I learned about this beautiful tradition from my French friend Helene when she did a presentation, on Christmas traditions in France, at my son’s old elementary school. I was intrigued and amazed at the mention of these thirteen desserts. Not all of them are “desserts” by the way. So, why 13 desserts? Well, there is definitely a religious symbolism here: it alludes to Jesus and his twelve apostles.
If the thought of preparing thirteen desserts sends you into a tizzy, don’t fret since many of the items can be purchased at your local supermarket. The tradition of the thirteen desserts is fairly recent, since it only goes back about 100 years or so. For a country as old as France, 100 years represents the blink of an eye.
Before I continue, describing the 13 desserts, I want to share something I recently learned. Around Christmastime, we all see the word Noel written in many places. Until recently, I thought it just meant Christmas and that was it. Well, not so! Linguists believe that the word Noel most likely comes from two sources: one religious, and one secular.
From a secular standpoint, Noel is believed to be a derivative of the Celtic word Noio Hel, literally meaning new sun. Being that Christmas falls right around the time of the winter solstice, this linguistic observation makes perfect sense. The other derivative of the word Noel comes from the Latin Dies Natale which translates into birth of Christ.

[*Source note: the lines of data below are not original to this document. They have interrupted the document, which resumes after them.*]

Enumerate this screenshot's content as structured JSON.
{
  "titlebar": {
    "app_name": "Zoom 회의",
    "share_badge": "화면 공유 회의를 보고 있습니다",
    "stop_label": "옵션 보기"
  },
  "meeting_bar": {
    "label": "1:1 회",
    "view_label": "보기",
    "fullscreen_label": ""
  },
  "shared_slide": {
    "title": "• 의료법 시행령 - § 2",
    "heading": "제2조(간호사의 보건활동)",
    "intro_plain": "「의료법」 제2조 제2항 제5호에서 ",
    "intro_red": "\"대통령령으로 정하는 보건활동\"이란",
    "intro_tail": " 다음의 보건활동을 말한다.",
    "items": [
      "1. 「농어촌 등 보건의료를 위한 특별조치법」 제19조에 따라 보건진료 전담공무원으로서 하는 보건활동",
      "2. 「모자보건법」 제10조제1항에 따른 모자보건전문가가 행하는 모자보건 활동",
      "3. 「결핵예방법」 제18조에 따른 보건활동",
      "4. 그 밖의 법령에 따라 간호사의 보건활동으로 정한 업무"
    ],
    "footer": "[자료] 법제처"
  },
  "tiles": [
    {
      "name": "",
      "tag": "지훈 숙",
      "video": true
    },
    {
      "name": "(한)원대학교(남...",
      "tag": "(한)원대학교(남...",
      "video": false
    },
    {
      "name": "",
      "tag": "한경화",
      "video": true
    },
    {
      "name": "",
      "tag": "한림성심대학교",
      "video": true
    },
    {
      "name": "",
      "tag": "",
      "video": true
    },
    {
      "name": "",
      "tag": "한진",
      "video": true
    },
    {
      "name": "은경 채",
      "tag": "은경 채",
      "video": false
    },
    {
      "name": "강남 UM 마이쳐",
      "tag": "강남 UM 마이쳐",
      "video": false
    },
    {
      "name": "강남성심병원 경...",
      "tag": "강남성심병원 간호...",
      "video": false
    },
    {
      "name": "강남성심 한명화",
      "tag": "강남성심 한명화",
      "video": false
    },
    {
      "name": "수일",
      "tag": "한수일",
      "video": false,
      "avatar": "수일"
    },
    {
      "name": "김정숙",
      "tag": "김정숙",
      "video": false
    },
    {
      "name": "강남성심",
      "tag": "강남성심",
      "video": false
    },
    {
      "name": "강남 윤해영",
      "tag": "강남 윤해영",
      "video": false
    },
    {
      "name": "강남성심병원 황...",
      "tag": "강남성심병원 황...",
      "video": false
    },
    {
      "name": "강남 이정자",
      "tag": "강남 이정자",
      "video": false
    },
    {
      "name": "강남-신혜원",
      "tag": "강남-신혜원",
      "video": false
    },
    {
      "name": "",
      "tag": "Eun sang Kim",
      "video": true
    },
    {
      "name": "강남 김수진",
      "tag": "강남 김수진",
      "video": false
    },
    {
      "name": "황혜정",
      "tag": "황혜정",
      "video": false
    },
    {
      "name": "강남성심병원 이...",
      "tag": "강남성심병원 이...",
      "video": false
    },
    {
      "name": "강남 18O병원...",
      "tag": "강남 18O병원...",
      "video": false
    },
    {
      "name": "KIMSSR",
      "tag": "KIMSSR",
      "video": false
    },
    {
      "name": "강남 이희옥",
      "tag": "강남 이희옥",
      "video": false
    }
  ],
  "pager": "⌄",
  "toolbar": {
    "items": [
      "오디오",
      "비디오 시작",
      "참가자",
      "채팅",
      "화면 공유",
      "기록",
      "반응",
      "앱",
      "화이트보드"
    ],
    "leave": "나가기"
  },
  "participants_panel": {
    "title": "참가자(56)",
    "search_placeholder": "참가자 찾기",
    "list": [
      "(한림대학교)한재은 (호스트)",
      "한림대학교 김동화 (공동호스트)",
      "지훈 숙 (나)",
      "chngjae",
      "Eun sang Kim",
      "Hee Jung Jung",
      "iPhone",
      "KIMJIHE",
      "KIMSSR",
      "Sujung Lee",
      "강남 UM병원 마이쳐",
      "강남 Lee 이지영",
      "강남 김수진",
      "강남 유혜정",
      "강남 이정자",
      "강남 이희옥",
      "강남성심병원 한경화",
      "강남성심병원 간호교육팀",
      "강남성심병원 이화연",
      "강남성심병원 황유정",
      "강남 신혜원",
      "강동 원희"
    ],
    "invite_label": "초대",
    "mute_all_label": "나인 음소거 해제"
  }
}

The 13 desserts tradition incorporate nougats (both white and dark), Pompe a l’huile which is a sweet olive oil bread, the traditional yule log (The), candied fruits, fresh fruits, and an assortment of nuts and dried fruits.
So, without further ado, here are the 13 desserts and a brief explanation of their symbolism:
1. Nougat (white)-symbolizes “Good”
2. Nougat (dark)-symbolizes “Evil”
3. Assorted Fresh Fruits-are symbolic of a bountiful harvest
4. Calissons d’Aix- Almond pastries typical of Aix en Provence
5. Pompe a l’huile – a round bread made with olive oil; it is symbolic of the bread eaten at the Last Supper. This bread should be torn and not cut. A cross design is usually incorporated in the center.
6. Buche Noel-Christmas (Yule) Log
7. Various candied fruits or quince jam
8. Dates-Symbolize Christ coming from the East
9. Oreilletes: Fried pastries
10. Mendiants (4) They represent the color of the robes of the 4 religious orders of beggar monks.
- walnuts Augustinians
- figs Franciscans
- almonds Carmelites
- raisins Dominicans
After learning about this wonderful tradition, I think I will incorporate it into my family’s Christmas feast since I am of French descent.
Merry Christmas to everyone or as the French say Joyeux Noel!